Das Kapital 2 ist dabei überschrieben mit „Klimaschutz in einer sozial-ökologischen Marktwirtschaft“. Es lassen sich Grundzüge ablesen, wie die künftige Klimapolitik ausgestaltet werden soll. „Wir werden das Klimaschutzgesetz noch im Jahr 2022 konsequent weiterentwickeln und ein Klimaschutz-Sofortprogramm mit allen notwendigen Gesetzen, Verordnungen und Maßnahmen auf den Weg bringen“, versprechen SPD, Grüne und FDP. Alle Sektoren sollten ihren Beitrag leisten, um die Klimaziele zu erreichen.

„Wir machen es zu unserer gemeinsamen Mission, den Ausbau der erneuerbaren Energien drastisch zu beschleunigen und alle Hürden und Hemmnisse aus dem Weg zu räumen“, so ein Ergebnis. Dafür sollen Planungs- und Genehmigungsverfahren erheblich beschleunigt sowie der dezentrale Erneuerbaren-Ausbau gestärkt werden. Konkrete Ausbauziele für einzelne Technologien sind noch nicht festgeschrieben. Allerdings verständigten sich die Parteien auf Maßnahmen, die den Zubau treiben sollen.
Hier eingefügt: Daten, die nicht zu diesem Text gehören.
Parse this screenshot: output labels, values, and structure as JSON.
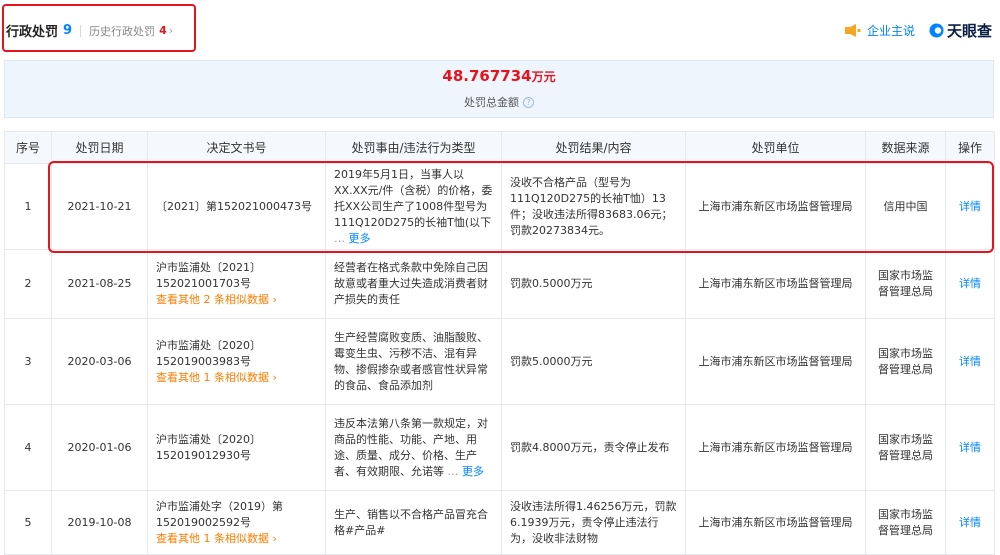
{
  "header": {
    "tab_title": "行政处罚",
    "tab_count": "9",
    "history_label": "历史行政处罚",
    "history_count": "4",
    "history_chevron": "›",
    "brand_link": "企业主说",
    "logo_text": "天眼查"
  },
  "summary": {
    "amount": "48.767734",
    "unit": "万元",
    "label": "处罚总金额",
    "info_icon": "?"
  },
  "table": {
    "headers": [
      "序号",
      "处罚日期",
      "决定文书号",
      "处罚事由/违法行为类型",
      "处罚结果/内容",
      "处罚单位",
      "数据来源",
      "操作"
    ],
    "rows": [
      {
        "index": "1",
        "date": "2021-10-21",
        "doc_no": "〔2021〕第152021000473号",
        "similar": "",
        "reason": "2019年5月1日，当事人以XX.XX元/件（含税）的价格，委托XX公司生产了1008件型号为111Q120D275的长袖T恤(以下",
        "reason_tail": "…",
        "reason_more": "更多",
        "result": "没收不合格产品（型号为111Q120D275的长袖T恤）13件；没收违法所得83683.06元；罚款20273834元。",
        "unit": "上海市浦东新区市场监督管理局",
        "source": "信用中国",
        "action": "详情"
      },
      {
        "index": "2",
        "date": "2021-08-25",
        "doc_no": "沪市监浦处〔2021〕152021001703号",
        "similar": "查看其他 2 条相似数据 ›",
        "reason": "经营者在格式条款中免除自己因故意或者重大过失造成消费者财产损失的责任",
        "reason_tail": "",
        "reason_more": "",
        "result": "罚款0.5000万元",
        "unit": "上海市浦东新区市场监督管理局",
        "source": "国家市场监督管理总局",
        "action": "详情"
      },
      {
        "index": "3",
        "date": "2020-03-06",
        "doc_no": "沪市监浦处〔2020〕152019003983号",
        "similar": "查看其他 1 条相似数据 ›",
        "reason": "生产经营腐败变质、油脂酸败、霉变生虫、污秽不洁、混有异物、掺假掺杂或者感官性状异常的食品、食品添加剂",
        "reason_tail": "",
        "reason_more": "",
        "result": "罚款5.0000万元",
        "unit": "上海市浦东新区市场监督管理局",
        "source": "国家市场监督管理总局",
        "action": "详情"
      },
      {
        "index": "4",
        "date": "2020-01-06",
        "doc_no": "沪市监浦处〔2020〕152019012930号",
        "similar": "",
        "reason": "违反本法第八条第一款规定，对商品的性能、功能、产地、用途、质量、成分、价格、生产者、有效期限、允诺等",
        "reason_tail": "…",
        "reason_more": "更多",
        "result": "罚款4.8000万元，责令停止发布",
        "unit": "上海市浦东新区市场监督管理局",
        "source": "国家市场监督管理总局",
        "action": "详情"
      },
      {
        "index": "5",
        "date": "2019-10-08",
        "doc_no": "沪市监浦处字（2019）第152019002592号",
        "similar": "查看其他 1 条相似数据 ›",
        "reason": "生产、销售以不合格产品冒充合格#产品#",
        "reason_tail": "",
        "reason_more": "",
        "result": "没收违法所得1.46256万元，罚款6.1939万元，责令停止违法行为，没收非法财物",
        "unit": "上海市浦东新区市场监督管理局",
        "source": "国家市场监督管理总局",
        "action": "详情"
      }
    ]
  }
}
„Alle geeigneten Dachflächen sollen künftig für die Solarenergie genutzt werden. Bei gewerblichen Neubauten soll dies verpflichtend, bei privaten Neubauten soll es die Regel werden“, heißt es in dem Sondierungspapier. „Bürokratische Hürden werden wir abbauen und Wege eröffnen, um private Bauherren finanziell nicht zu überfordern. Wir sehen darin auch ein Konjunkturprogramm für Mittelstand und Handwerk.“ Zudem sollen zwei Prozent der Landesflächen für Windparks an Land ausgewiesen werden. Dabei sollten Standortkommunen von Windparks und Photovoltaik-Freiflächenanlagen „finanziell angemessen profitieren“. Auch ein verstärkter Ausbau der Windkraft auf See haben die Parteien auf der Agenda.
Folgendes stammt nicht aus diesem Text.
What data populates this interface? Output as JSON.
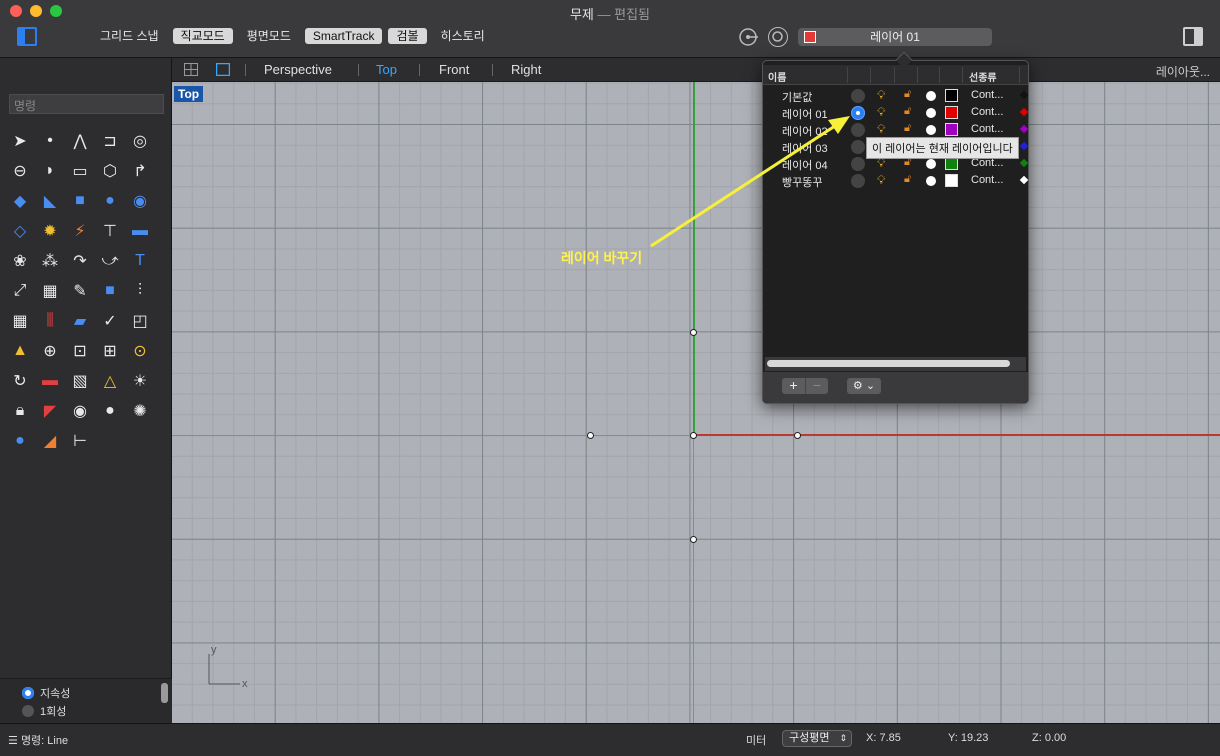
{
  "window": {
    "title": "무제",
    "subtitle": "— 편집됨"
  },
  "toolbar": {
    "modes": [
      {
        "label": "그리드 스냅",
        "on": false
      },
      {
        "label": "직교모드",
        "on": true
      },
      {
        "label": "평면모드",
        "on": false
      },
      {
        "label": "SmartTrack",
        "on": true
      },
      {
        "label": "검볼",
        "on": true
      },
      {
        "label": "히스토리",
        "on": false
      }
    ],
    "current_layer": "레이어 01",
    "current_layer_color": "#e53935"
  },
  "command": {
    "placeholder": "명령"
  },
  "viewport_tabs": {
    "items": [
      "Perspective",
      "Top",
      "Front",
      "Right"
    ],
    "active": "Top",
    "layout_label": "레이아웃..."
  },
  "viewport": {
    "label": "Top",
    "annotation": "레이어 바꾸기",
    "axis_x": "x",
    "axis_y": "y"
  },
  "osnap_options": [
    {
      "label": "지속성",
      "on": true
    },
    {
      "label": "1회성",
      "on": false
    }
  ],
  "layer_panel": {
    "col_name": "이름",
    "col_linetype": "선종류",
    "tooltip": "이 레이어는 현재 레이어입니다",
    "layers": [
      {
        "name": "기본값",
        "color": "#000000",
        "linetype": "Cont...",
        "current": false
      },
      {
        "name": "레이어 01",
        "color": "#e00000",
        "linetype": "Cont...",
        "current": true
      },
      {
        "name": "레이어 02",
        "color": "#a000c0",
        "linetype": "Cont...",
        "current": false
      },
      {
        "name": "레이어 03",
        "color": "#2020e0",
        "linetype": "Cont...",
        "current": false
      },
      {
        "name": "레이어 04",
        "color": "#108010",
        "linetype": "Cont...",
        "current": false
      },
      {
        "name": "빵꾸똥꾸",
        "color": "#ffffff",
        "linetype": "Cont...",
        "current": false
      }
    ]
  },
  "statusbar": {
    "command": "명령: Line",
    "units": "미터",
    "cplane": "구성평면",
    "x": "X: 7.85",
    "y": "Y: 19.23",
    "z": "Z: 0.00"
  }
}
Einig sind sich SPD, Grüne und FDP auch, dass es einen schnellen Ausstieg aus der Kohleverstromung braucht. Dies sei aber nur möglich, wenn der angestrebte massive Ausbau der Erneuerbaren gelingt sowie moderne Gaskraftwerke errichtet würden, um den steigenden Strom- und Energiebedarf zu decken. „Die bis zur Versorgungssicherheit durch Erneuerbare Energien notwendigen Gaskraftwerke müssen so gebaut werden, dass sie auf klimaneutrale Gase (H2-ready) umgestellt werden können“, heißt es im Papier. Auf jeden Fall wollen sie das Kohleausstiegsgesetz bereits in der nächsten Legislaturperiode auf den Prüfstand stellen. Die vom Strukturwandel betroffenen Regionen sollen dabei flankierend entsprechend unterstützt werden.
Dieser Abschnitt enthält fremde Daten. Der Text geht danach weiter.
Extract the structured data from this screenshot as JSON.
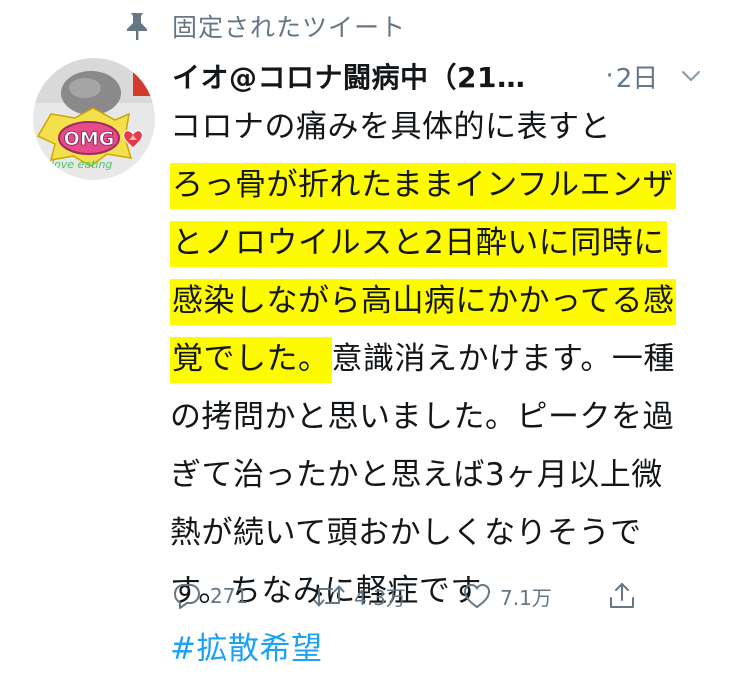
{
  "pinned": {
    "label": "固定されたツイート",
    "icon": "pin-icon"
  },
  "avatar": {
    "badge_text": "OMG",
    "caption": "love eating"
  },
  "header": {
    "display_name": "イオ@コロナ闘病中（21…",
    "separator": "·",
    "timestamp": "2日",
    "menu_icon": "chevron-down-icon"
  },
  "tweet": {
    "line1": "コロナの痛みを具体的に表すと",
    "line2": "ろっ骨が折れたままインフルエンザ",
    "line3": "とノロウイルスと2日酔いに同時に",
    "line4": "感染しながら高山病にかかってる感",
    "line5_highlight": "覚でした。",
    "line5_rest": "意識消えかけます。一種",
    "line6": "の拷問かと思いました。ピークを過",
    "line7": "ぎて治ったかと思えば3ヶ月以上微",
    "line8": "熱が続いて頭おかしくなりそうで",
    "line9": "す。ちなみに軽症です",
    "hashtag": "#拡散希望"
  },
  "actions": {
    "reply": {
      "icon": "reply-icon",
      "count": "271"
    },
    "retweet": {
      "icon": "retweet-icon",
      "count": "4.3万"
    },
    "like": {
      "icon": "heart-icon",
      "count": "7.1万"
    },
    "share": {
      "icon": "share-icon"
    }
  },
  "colors": {
    "text": "#14171a",
    "secondary": "#657786",
    "highlight": "#fefa00",
    "hashtag": "#1da1f2"
  }
}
Ebenfalls im Ergebnispapier festgehalten ist die Abschaffung der Finanzierung der EEG-Umlage über den Strompreis. Es soll ein neues Strommarkt-Design erarbeitet werden und zudem das Brennstoffemissionshandelsgesetz sowie der europäische Emissionshandel überarbeitet werden.  Auch wollen sie Deutschland zu einem Leitmarkt für Elektromobilität machen und den Ausbau der Ladeinfrastruktur beschleunigen. Ein generelles Tempolimit soll es hingegen nicht geben.

Jetzt bleibt abzuwarten, wie die weiteren Koalitionsverhandlungen laufen. Nach dem Abschluss der ersten Phase heißt es: „Die Sondierungsgespräche waren von Vertrauen, Respekt und gegenseitiger Rücksichtnahme geprägt. Das wollen wir fortsetzen. Wir sind davon überzeugt, dass wir einen ambitionierten und tragfähigen Koalitionsvertrag schließen können.“

„Das Sondierungsergebnis klingt nach dem notwendigen energie- und klimapolitischen Aufbruch“, kommentierte der Hauptgeschäftsführer des Bundesverbandes Solarwirtschaft (BSW-Solar), Carsten Körnig. „Um ein stabiles Fundament für eine Klimaschutz-Koalition zu schaffen, muss jetzt ein Koalitionsvertrag für einen attraktiven Investitionsrahmen für die Solarenergie sorgen und dafür klare und angemessene Ausbauziele definieren.“ Investitions- und Planungssicherheit sei für die Unternehmen wichtig, zumal nach Ansicht von Experten die installierte Photovoltaik-Leistung bereits bis 2025 – also dem Ende der Legislaturperiode – auf gut 100 Gigawatt verdoppelt werden müsse.

Der BSW begrüßtes daher, dass sich SPD, Grüne und FDP darauf verständigt haben, ein „Klimaschutz-Sofortprogramm“ aufsetzen und bürokratische Hürden abbauen zu wollen. Zugleich mahnte der Verband: Den Ampel-Sondierern müsse dabei bewusst sein, dass die von ihnen geplante Solardachpflicht bei Gewerbe-Neubauten nur einen Bruchteil des erforderlichen Photovoltaik-Ausbaus anstoßen werde. Es gelte vielmehr die Ausbauziele im EEG deutlich anzuheben, Barrieren für den solaren Eigenverbrauch abzubauen und Marktprämien auch für die solartechnische Nachrüstung im Gebäudebestand wieder die notwendige Attraktivität zu verleihen.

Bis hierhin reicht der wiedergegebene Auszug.